While working at the restaurant we tried to get folks to feel like they were hanging out with some neighborhood friends. It started with the way we approached and welcomed a guest.
“Hi! How are we doing today?”
“We’re good (or fine or hungry or in a hurry or a dozen other generic expressions).”
“Great! I’m Shawn and I’ll be taking care of you. Can I start you with an overpriced alcoholic beverage that will increase my check average thereby resulting in a bigger tip?” (I didn’t actually say that last part, but that’s what we meant by whatever we “suggestively offered”.)
Now sometimes I’d ask “how are you doing?” and I’d get more than a “good” or fine”. Sometimes I’d get the truth. I didn’t really want the truth. The truth takes time and the longer I spent talking to one table the less attention I paid to my other guests and the less number of times my table turned.

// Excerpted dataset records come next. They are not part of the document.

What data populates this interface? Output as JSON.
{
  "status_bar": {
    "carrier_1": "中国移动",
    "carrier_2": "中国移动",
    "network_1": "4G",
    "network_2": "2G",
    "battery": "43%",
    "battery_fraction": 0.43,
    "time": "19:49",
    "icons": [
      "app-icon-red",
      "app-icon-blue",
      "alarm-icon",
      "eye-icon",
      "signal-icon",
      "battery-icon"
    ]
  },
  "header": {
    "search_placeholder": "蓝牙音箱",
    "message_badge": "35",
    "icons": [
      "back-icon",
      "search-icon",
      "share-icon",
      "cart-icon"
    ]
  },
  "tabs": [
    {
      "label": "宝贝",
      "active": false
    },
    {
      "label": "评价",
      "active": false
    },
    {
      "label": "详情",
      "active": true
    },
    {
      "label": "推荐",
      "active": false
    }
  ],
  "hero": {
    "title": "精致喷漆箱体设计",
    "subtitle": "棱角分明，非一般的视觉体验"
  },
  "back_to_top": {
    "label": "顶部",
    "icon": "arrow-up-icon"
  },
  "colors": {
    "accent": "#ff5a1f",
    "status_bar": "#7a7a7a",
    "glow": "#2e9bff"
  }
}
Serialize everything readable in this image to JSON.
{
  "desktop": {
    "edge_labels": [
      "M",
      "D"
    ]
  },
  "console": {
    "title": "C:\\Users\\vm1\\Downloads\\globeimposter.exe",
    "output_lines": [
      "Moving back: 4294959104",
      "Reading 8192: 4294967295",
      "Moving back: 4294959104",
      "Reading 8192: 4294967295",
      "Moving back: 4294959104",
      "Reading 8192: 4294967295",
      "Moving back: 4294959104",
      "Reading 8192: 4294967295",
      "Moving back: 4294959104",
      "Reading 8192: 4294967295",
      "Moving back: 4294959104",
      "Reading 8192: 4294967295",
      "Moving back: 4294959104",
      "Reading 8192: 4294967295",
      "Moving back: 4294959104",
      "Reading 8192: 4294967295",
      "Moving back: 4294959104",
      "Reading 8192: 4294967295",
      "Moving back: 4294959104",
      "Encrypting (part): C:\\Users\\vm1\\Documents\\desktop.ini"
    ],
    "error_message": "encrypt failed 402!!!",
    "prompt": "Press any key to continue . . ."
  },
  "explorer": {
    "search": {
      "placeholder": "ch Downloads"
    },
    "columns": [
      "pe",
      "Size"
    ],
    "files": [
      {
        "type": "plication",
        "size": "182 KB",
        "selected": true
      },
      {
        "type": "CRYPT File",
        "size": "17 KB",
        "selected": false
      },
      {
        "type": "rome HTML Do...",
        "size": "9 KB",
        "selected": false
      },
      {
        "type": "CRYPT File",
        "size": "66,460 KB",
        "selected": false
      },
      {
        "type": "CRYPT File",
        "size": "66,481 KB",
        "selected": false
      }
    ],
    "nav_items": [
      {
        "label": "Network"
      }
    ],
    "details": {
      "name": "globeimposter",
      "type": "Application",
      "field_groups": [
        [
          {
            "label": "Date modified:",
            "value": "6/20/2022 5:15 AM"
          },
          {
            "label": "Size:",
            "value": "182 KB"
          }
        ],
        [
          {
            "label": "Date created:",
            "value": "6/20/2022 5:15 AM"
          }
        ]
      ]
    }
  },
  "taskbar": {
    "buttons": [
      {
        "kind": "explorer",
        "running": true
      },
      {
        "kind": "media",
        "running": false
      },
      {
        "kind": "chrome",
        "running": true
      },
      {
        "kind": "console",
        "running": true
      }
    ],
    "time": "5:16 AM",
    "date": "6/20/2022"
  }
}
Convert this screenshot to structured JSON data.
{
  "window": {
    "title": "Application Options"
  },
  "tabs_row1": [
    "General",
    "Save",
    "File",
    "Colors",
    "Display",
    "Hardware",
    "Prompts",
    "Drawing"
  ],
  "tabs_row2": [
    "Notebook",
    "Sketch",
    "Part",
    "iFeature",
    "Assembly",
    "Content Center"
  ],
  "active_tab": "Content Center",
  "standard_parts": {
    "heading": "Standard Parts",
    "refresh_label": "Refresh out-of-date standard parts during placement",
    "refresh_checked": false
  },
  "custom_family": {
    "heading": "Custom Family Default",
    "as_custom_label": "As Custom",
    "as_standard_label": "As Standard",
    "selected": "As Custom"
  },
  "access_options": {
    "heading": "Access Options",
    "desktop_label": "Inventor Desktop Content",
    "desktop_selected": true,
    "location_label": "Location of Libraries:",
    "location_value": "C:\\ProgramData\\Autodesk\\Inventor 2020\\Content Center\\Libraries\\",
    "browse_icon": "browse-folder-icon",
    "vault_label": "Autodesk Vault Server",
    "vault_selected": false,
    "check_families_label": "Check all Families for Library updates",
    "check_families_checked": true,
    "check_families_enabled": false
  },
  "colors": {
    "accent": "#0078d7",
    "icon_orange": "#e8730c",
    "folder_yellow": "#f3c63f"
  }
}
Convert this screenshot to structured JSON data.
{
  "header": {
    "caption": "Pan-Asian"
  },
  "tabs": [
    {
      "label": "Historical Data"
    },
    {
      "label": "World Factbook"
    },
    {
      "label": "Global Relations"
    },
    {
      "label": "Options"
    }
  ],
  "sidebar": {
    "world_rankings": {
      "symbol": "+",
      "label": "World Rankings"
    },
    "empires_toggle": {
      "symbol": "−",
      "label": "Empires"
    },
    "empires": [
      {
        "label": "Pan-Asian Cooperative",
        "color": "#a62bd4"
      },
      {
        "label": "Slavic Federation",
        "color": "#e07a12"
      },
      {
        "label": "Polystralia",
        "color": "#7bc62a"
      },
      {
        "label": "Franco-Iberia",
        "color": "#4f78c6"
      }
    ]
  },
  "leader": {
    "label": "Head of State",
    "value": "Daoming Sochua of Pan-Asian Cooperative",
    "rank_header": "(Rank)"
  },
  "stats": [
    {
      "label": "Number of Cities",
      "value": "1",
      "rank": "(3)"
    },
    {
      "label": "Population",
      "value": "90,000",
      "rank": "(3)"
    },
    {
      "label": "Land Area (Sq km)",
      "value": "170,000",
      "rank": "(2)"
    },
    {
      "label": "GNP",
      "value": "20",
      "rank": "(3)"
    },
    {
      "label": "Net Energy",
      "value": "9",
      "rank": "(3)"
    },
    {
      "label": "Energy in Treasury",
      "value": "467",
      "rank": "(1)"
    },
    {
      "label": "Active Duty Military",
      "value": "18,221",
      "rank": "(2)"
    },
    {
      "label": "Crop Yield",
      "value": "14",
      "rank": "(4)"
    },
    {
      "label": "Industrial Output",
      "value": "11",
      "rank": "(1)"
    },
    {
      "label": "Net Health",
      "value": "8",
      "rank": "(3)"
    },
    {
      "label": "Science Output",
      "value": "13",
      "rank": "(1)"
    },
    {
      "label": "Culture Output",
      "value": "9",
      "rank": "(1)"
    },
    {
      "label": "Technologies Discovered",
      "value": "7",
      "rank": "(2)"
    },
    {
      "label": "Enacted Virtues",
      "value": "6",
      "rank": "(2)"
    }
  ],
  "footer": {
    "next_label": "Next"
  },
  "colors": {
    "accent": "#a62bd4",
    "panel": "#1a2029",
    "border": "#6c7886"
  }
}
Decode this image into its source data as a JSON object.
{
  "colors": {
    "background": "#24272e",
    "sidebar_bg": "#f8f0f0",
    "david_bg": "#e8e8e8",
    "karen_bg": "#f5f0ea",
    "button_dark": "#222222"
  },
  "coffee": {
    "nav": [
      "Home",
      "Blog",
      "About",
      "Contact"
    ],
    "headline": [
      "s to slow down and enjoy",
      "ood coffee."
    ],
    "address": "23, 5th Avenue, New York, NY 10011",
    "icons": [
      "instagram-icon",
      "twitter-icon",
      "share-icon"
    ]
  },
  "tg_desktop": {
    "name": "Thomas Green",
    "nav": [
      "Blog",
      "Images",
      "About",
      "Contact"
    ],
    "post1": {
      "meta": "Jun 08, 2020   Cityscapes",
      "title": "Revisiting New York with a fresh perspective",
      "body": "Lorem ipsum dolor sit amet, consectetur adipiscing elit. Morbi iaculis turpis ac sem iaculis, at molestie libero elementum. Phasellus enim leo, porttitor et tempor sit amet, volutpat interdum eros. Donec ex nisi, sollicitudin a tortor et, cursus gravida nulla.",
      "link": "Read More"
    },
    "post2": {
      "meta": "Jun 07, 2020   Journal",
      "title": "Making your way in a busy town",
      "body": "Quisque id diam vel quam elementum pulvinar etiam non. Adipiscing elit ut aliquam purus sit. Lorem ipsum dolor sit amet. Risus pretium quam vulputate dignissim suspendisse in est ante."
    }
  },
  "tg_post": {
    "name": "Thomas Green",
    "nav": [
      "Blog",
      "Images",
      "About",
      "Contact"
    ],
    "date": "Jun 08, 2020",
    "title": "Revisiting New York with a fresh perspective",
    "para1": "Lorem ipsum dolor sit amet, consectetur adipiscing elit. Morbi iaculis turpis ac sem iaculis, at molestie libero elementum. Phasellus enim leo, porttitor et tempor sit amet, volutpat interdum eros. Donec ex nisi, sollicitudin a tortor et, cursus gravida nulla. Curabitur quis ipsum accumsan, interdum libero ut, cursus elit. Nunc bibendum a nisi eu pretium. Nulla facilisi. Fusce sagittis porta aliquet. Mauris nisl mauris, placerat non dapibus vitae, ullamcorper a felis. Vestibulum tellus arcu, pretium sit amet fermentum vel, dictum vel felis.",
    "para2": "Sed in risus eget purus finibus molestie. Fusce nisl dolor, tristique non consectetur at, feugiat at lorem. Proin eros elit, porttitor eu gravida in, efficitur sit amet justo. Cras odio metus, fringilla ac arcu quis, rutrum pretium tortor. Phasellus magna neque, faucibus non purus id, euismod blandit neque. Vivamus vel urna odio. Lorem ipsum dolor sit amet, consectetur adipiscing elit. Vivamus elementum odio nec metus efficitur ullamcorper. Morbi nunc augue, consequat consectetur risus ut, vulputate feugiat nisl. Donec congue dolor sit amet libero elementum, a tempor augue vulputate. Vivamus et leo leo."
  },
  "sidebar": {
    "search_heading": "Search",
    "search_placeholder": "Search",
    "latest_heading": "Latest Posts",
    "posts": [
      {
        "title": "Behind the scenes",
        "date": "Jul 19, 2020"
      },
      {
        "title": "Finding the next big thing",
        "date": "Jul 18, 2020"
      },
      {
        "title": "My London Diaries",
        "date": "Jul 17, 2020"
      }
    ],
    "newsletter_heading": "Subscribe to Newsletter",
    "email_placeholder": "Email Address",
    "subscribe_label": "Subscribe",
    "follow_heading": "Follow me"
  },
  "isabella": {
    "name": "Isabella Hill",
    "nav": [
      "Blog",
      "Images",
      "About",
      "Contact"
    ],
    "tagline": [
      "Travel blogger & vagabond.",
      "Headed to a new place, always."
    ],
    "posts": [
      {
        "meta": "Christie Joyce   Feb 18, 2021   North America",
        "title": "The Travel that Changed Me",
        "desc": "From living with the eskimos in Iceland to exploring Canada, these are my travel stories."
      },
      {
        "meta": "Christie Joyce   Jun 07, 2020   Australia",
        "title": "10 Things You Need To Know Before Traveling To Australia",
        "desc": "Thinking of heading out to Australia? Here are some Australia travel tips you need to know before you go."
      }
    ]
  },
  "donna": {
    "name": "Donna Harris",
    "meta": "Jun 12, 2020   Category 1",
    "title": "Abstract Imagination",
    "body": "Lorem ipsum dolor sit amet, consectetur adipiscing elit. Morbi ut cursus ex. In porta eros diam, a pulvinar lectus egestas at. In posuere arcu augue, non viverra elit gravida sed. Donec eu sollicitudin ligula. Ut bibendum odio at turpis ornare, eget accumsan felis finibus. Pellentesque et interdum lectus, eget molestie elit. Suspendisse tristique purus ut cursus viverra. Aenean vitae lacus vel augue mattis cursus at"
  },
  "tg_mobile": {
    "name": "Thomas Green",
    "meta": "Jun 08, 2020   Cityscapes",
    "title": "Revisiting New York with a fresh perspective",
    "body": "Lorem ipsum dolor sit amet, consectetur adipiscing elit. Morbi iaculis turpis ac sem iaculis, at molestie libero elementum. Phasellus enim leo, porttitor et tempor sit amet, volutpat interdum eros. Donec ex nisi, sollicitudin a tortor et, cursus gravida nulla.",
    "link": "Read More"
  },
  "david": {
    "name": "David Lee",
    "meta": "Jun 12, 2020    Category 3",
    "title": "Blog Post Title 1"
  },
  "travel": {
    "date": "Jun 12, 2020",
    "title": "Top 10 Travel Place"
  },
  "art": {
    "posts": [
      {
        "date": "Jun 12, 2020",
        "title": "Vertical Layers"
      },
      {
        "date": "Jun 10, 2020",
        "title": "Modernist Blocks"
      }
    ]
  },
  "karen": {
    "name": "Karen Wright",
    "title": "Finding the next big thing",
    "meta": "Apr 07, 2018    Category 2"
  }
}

RESTAURANT MATH: [Neglecting guests+slow table turn=less cash in the pocket]
I was just trying to be polite, to get a read on the mood, when I asked “how are you?” I didn’t really want to hear about the kids or the car or the life. At least not most of the time.
Of course we ask this question, or a variation of it, as a standard way of greeting most folks. You don’t have to work in a restaurant to use these throw away expressions.
“How are you?”
We want to hear, “Ok” or “Great” or some other pleasantly vague expression.
Occasionally, someone breaks the rules and gives a real answer. Every once in a while, someone shares what’s really going on. From time to time, the mask is let down and we get a glimpse into a reality we are often not prepared for.
I have approached someone expecting a pat response only to be surprised by some hurt or pain or struggle. Likely you have as well.
We have a choice in such circumstances:
- Ignore or blow-off the response
I’m praying more often than not, we’ll choose door number two and slow down enough to be present with the person we are with. I’m also praying more often than not, we’ll let folks into our worlds and when they ask, “How you doin’?” we answer honestly. Surprise may be the reaction in both cases – that we want to hear and that we’re willing to share – but this is what relationships are about. Let us take time for each other. Let us become vulnerable with each other. Let us prepare for the one who needs to say more than “I’m fine”, because sometimes we aren’t.